MADAME LOUISA SIEFERT


1845-1877




Madame Louisa Pène-Siefert, née à Lyon en 1845 et ravie prématurément à l’art en 1877, est l’auteur d’un volume de vers : Rayons perdus, qui fut très remarqué lors de son apparition en 1868. Parlant d’elle, M. Charles Asselineau a dit quelle « est un poète sincère, et nous l’en félicitons, car cette sincérité est la marque d’une âme fière et loyale, de la chaleur du cœur et de l’innocence de l’esprit. » Il a rappelé, en outre, qu’un poète, résumant son jugement sur ce livre, l’avait déclaré « très féminin de sentiment et en même temps très viril d’expression. »

En 1870, Mme Louisa Siefert fit paraître Les Stoïques, recueil de poésies qui donna toute la mesure de son talent à la fois ferme et pathétique.
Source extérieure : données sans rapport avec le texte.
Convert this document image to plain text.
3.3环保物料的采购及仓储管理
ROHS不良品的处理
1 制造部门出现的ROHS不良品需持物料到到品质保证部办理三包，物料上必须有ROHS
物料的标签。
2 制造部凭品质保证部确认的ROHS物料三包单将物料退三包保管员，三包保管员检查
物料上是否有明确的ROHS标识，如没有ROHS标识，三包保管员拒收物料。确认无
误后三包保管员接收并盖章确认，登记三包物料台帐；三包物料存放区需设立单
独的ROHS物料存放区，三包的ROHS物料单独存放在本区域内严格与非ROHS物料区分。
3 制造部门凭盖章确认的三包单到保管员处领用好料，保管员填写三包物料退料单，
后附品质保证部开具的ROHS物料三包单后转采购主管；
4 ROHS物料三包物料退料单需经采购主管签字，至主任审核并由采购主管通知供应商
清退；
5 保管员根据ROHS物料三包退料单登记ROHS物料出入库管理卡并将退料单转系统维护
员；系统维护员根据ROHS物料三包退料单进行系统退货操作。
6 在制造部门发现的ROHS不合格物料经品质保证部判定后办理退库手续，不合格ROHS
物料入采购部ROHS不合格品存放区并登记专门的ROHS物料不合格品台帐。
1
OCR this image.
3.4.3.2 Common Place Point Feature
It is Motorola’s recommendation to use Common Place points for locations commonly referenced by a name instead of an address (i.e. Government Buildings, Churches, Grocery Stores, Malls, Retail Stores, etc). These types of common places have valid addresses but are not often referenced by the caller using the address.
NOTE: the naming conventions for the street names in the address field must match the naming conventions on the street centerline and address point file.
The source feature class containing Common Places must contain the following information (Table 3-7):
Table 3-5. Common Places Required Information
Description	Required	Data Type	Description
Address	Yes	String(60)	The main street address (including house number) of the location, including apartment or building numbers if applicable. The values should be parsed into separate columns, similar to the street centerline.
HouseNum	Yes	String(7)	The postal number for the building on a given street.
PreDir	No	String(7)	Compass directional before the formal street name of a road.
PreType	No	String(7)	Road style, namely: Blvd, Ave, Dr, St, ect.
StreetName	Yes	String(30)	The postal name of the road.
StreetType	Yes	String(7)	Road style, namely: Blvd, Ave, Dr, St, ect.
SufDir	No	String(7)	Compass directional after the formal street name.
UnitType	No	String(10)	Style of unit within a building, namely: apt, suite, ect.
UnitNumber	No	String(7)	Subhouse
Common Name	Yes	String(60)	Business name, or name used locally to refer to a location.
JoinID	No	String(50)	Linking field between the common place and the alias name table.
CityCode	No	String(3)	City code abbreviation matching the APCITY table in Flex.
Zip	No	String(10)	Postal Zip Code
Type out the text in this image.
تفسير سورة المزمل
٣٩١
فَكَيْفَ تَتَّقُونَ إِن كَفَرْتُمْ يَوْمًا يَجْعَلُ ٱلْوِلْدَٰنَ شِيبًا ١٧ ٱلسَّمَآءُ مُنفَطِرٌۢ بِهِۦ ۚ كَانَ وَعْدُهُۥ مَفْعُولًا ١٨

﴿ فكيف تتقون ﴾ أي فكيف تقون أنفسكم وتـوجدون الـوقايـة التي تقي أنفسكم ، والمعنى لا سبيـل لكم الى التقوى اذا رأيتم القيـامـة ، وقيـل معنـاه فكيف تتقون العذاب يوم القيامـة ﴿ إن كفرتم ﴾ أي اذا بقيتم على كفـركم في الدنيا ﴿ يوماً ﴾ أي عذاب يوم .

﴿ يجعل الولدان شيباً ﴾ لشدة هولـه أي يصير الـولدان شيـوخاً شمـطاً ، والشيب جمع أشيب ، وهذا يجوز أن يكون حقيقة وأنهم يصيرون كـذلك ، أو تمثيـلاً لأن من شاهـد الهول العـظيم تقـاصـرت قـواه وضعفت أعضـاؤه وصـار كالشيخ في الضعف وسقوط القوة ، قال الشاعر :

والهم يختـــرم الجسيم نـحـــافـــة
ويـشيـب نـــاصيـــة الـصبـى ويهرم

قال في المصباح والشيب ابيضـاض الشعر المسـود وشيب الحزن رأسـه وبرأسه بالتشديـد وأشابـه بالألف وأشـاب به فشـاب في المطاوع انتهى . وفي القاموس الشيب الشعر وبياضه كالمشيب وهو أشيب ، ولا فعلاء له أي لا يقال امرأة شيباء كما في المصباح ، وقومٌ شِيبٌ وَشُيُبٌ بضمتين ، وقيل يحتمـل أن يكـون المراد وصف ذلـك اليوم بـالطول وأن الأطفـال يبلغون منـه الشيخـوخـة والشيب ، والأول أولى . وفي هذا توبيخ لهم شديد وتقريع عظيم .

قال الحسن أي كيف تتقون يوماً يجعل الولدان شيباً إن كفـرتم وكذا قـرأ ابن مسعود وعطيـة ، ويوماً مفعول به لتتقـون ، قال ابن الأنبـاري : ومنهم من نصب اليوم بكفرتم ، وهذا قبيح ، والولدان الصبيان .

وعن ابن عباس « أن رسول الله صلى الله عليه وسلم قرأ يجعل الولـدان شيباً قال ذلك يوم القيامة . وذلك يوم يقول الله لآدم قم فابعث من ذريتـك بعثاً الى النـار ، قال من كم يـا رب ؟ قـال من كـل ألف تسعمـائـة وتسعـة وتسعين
Outre un opuscule patriotique, Les Saintes Colères, écrit en 1871, elle publia en 1872 des Comédies romanesques, dans lesquelles la profondeur de la pensée s’allie à l’excellence de la forme poétique. Interrompue en plein succès, son œuvre, qui comprenait un roman en prose intitulé : Méline (1876), a été complétée par un livre posthume : Souvenirs recueillis par sa mère et Poésies inédites.

Les ouvrages de Mme Louisa Siefert, parus de son vivant, ont été édités par A. Lemerre.

a. l.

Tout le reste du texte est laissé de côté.